While we have provided the sequencing data via formatted csv and raw sequencing reads to enable the user to employ their own sequence analysis pipelines, we found that a managed Hadoop cluster via Spark was an effective database implementation that could handle the large datasets with relatively low overhead.
We recommend Amazon Web Services Elastic Map Reduce (EMR) service which has the option to automatically setup a managed Spark Cluster. AWS has the added convenience of allowing the user you to designate the amount of worker nodes. More nodes means faster queries but will have a higher cost.
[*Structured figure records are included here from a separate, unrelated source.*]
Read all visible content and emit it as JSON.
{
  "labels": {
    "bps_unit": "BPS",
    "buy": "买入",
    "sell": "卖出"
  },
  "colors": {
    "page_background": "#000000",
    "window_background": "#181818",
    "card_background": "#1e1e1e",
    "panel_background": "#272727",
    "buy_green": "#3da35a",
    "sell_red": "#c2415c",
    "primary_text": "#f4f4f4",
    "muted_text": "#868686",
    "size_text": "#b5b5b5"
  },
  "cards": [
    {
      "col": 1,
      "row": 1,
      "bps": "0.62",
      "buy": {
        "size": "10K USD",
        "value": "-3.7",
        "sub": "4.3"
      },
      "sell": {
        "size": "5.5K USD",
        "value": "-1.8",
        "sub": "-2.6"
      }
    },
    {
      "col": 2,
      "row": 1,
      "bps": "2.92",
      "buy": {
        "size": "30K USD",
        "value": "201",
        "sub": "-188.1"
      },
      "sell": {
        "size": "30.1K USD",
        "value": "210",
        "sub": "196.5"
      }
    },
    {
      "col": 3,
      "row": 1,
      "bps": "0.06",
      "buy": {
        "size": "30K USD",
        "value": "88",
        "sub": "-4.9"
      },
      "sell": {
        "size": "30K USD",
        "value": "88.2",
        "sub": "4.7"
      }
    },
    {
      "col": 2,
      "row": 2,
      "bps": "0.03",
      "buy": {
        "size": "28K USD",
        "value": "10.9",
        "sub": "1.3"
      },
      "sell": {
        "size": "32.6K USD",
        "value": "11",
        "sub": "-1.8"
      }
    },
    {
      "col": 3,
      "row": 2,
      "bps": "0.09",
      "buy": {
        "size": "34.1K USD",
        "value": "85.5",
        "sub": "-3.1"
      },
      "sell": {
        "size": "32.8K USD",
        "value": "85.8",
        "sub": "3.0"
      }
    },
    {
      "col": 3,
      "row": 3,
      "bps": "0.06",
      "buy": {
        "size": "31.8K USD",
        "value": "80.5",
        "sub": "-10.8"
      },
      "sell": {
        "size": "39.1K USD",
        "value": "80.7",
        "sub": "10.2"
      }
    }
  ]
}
To setup an AWS EMR cluster, you can use the command line in this repo start_cli.sh
. However, there are several caveats. The security groups sg-xxxx
and subnet subnet-xxxx
need to changes to your own security groups and subnet. You can find these by going to the EC2 console and selecting the security groups and subnets you wish to use. You can also use the AWS CLI to find these values.
If you don't wish to use the AWS CLI
, you can use the AWS EMR Console to setup the cluster. We use the following settings:
including:
- JupyterHub
- JupyterEnterpriseGateway
- os-release-label: 2.0.20220606.1
We recommend 1 main node (m5.xlarge
) and 10 worker nodes (m5.2xlarge
). The subnets and security groups will automatically be created. You can then use the Notebooks option from the EMR console. You can then import our notebook V2ApexFrequency.ipynb and run the queries as is.